To better explain the experience, I must first introduce you to Elyse. I know her by way of mutual friends; our paths have crossed a handful of times, but ever since I started listening to her new podcast project, I knew she would be someone I would really enjoy. She has the kind of personality that draws people in – warm, confident, intentional, wise, assertive. She has a crazy story herself, one that could lead you towards darkness and despondence, but she exudes light. And consequently has the easiest, and best laugh I’ve ever heard. She’s a trained therapist, so you expect some of that, but to experience her is different. An extensive education doesn’t compare to someones’ natural strengths. Like I said, I knew I liked her before I attended her retreat last weekend, but what she is building – creating a space for people to feel vulnerable and seen and to be moved out of their own way – is remarkable.
It was essentially two days, with a group of five other women, while Elyse led us through her curriculum of, as she puts it, “looking at a practical evaluation of your history, and the current repercussions of your experiences and core beliefs.” We wrote a letter to our younger selves, broke down a timeline of our own lives, shared stories with each other that near broke us – stories of loss and abuse and silence and shame – each woman had something to share from such different perspectives and circumstance. I left feeling like I had untangled a few things that were leaving callouses on my heart. I left feeling motivated about how to practically move towards what I need – both professionally and personally. One of the exercises had a line that stuck with me: “you are already the woman you want to be.” I needed a push out of my head, out of some old stories and self doubt to believe that. Go for it! Do it! Have the conversation. Engage in the conflict instead of always keeping peace. Start the business.

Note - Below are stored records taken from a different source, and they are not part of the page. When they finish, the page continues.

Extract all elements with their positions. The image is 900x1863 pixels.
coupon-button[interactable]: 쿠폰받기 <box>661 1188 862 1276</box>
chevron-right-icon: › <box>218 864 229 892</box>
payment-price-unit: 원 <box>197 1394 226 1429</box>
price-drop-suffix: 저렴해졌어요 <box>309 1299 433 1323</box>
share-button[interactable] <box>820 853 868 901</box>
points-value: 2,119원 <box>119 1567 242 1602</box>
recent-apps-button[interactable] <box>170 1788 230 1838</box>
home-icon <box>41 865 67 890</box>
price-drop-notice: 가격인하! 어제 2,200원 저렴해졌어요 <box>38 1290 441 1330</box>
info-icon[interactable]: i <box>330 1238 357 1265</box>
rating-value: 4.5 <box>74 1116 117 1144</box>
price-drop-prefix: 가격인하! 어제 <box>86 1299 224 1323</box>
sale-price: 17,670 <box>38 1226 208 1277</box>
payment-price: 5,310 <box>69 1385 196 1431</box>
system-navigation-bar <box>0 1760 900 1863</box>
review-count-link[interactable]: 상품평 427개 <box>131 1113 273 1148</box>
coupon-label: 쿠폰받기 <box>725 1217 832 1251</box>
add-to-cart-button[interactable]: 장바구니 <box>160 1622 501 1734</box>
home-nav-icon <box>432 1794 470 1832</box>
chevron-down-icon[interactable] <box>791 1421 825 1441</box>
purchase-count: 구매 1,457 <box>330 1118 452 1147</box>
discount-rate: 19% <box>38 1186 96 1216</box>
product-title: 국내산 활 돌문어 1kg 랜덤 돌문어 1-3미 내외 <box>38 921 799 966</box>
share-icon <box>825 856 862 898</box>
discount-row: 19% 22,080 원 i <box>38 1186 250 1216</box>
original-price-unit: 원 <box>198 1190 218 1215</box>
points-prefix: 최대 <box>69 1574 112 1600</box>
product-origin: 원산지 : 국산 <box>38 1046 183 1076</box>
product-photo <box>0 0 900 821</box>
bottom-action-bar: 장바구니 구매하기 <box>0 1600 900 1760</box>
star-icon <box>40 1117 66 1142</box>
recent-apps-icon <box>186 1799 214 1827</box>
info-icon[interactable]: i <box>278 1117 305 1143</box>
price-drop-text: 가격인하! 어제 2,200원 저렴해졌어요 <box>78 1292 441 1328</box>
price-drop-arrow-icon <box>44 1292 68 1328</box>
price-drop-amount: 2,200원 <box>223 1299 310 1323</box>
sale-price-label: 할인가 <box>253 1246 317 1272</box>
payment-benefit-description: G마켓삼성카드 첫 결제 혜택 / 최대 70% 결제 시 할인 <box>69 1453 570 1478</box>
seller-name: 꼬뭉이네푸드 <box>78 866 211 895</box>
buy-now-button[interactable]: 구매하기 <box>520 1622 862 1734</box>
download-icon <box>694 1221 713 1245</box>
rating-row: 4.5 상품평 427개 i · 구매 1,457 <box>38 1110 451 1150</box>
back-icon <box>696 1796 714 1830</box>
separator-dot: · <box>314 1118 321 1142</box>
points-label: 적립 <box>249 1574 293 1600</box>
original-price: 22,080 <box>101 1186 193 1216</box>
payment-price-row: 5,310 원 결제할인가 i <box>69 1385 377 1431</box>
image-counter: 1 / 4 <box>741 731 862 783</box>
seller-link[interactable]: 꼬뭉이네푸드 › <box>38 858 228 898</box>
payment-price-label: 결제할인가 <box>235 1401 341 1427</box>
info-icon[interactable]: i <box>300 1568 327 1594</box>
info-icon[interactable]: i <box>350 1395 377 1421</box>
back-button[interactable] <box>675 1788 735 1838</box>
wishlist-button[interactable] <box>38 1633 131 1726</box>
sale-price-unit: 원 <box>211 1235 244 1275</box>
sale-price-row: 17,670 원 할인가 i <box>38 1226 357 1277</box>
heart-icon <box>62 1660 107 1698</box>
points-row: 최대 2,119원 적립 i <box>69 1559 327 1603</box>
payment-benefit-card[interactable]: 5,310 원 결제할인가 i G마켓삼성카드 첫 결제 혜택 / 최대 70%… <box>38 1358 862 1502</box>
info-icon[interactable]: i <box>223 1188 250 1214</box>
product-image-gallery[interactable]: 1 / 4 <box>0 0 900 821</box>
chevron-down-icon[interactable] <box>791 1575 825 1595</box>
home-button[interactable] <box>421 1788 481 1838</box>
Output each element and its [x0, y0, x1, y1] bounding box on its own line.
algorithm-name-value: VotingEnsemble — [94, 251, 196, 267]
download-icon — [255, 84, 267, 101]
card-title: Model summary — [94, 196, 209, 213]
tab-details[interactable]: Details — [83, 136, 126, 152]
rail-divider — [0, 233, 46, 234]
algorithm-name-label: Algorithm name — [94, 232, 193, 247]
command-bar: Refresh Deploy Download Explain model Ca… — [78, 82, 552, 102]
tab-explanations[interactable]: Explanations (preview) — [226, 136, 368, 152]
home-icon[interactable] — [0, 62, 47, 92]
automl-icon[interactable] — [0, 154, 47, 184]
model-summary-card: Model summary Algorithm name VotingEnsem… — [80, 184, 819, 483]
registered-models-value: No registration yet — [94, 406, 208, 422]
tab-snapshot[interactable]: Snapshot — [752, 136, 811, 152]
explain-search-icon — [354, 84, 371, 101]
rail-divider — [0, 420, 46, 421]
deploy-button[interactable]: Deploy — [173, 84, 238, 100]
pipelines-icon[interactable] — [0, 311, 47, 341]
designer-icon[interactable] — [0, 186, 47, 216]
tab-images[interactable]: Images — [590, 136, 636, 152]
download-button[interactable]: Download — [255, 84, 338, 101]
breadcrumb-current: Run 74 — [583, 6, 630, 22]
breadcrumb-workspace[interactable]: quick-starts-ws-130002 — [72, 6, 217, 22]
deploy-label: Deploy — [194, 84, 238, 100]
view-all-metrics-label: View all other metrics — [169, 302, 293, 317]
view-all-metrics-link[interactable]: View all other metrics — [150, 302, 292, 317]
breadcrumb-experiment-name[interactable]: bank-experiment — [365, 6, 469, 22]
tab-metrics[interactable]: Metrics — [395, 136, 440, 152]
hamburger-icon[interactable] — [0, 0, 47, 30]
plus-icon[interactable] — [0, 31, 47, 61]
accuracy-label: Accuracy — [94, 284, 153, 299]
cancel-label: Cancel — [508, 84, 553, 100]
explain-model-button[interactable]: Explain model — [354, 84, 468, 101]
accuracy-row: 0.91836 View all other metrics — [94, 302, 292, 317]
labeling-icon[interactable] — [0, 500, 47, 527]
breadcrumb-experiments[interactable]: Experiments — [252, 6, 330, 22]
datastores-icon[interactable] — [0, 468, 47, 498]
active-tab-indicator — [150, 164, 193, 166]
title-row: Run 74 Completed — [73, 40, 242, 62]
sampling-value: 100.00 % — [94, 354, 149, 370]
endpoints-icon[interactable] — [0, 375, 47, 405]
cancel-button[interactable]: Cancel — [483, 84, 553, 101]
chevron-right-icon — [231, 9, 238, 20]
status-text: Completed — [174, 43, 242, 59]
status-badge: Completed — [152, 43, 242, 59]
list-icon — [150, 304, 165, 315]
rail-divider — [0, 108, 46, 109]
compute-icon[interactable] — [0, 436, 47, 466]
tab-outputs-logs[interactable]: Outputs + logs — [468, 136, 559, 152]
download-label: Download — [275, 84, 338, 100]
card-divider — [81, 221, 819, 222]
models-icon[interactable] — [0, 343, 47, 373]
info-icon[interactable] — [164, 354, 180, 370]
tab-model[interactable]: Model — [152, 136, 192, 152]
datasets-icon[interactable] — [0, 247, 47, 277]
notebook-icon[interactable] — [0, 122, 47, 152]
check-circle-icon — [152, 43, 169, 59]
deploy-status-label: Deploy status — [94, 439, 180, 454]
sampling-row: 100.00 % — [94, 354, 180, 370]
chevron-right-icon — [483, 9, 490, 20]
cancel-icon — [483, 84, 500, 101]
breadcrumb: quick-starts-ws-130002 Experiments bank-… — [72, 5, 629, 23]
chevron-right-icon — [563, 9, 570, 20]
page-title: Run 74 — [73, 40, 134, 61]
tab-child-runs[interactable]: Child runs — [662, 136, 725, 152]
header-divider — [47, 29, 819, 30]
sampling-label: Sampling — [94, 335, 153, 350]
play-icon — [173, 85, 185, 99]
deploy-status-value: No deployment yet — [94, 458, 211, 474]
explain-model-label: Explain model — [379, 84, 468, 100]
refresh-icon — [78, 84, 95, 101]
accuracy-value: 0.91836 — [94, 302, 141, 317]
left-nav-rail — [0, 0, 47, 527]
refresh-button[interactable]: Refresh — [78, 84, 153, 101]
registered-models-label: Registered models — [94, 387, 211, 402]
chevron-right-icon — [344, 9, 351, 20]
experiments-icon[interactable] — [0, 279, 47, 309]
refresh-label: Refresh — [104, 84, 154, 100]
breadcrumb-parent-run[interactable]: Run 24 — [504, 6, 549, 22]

On the heels of the terrible loss of Anthony Bourdain, I feel responsible to point you towards soul food just as much as I do literal food. This past weekend was that for me. In my experience, pulling things out of your head, into the light and looking at them with another perspective, goes a long way towards putting them back under your control rather than the other way around. The internet sells us things all day long; promising things to fix our insecurities. There is quieter messaging about seeking connection; reaching out a hand when you can’t dig yourself out. So I’ll say this for whomever may need to hear it – invest in the friendships, invite people over, ask for what you need, seek knowledge, spend the money on a therapist, do the thing, ditch the life sucking boyfriend, take the risk, get down and play.
It’s actually pretty difficult to put it all to words honestly, it was so personal and needed. I’m still riding my high of bringing some power back to me, and I want to give some of that to you. You are enough. You are capable. You are smart and beautiful and worthy.
“Have patience with everything that remains unsolved in your heart. Try to love the questions themselves, like locked rooms and like books written in a foreign language. Do not now look for the answers. They cannot now be given to you because you could not live them. It is a question of experiencing everything. At present you need to live the question. Perhaps you will gradually, without even noticing it, find yourself experiencing the answer, some distant day.”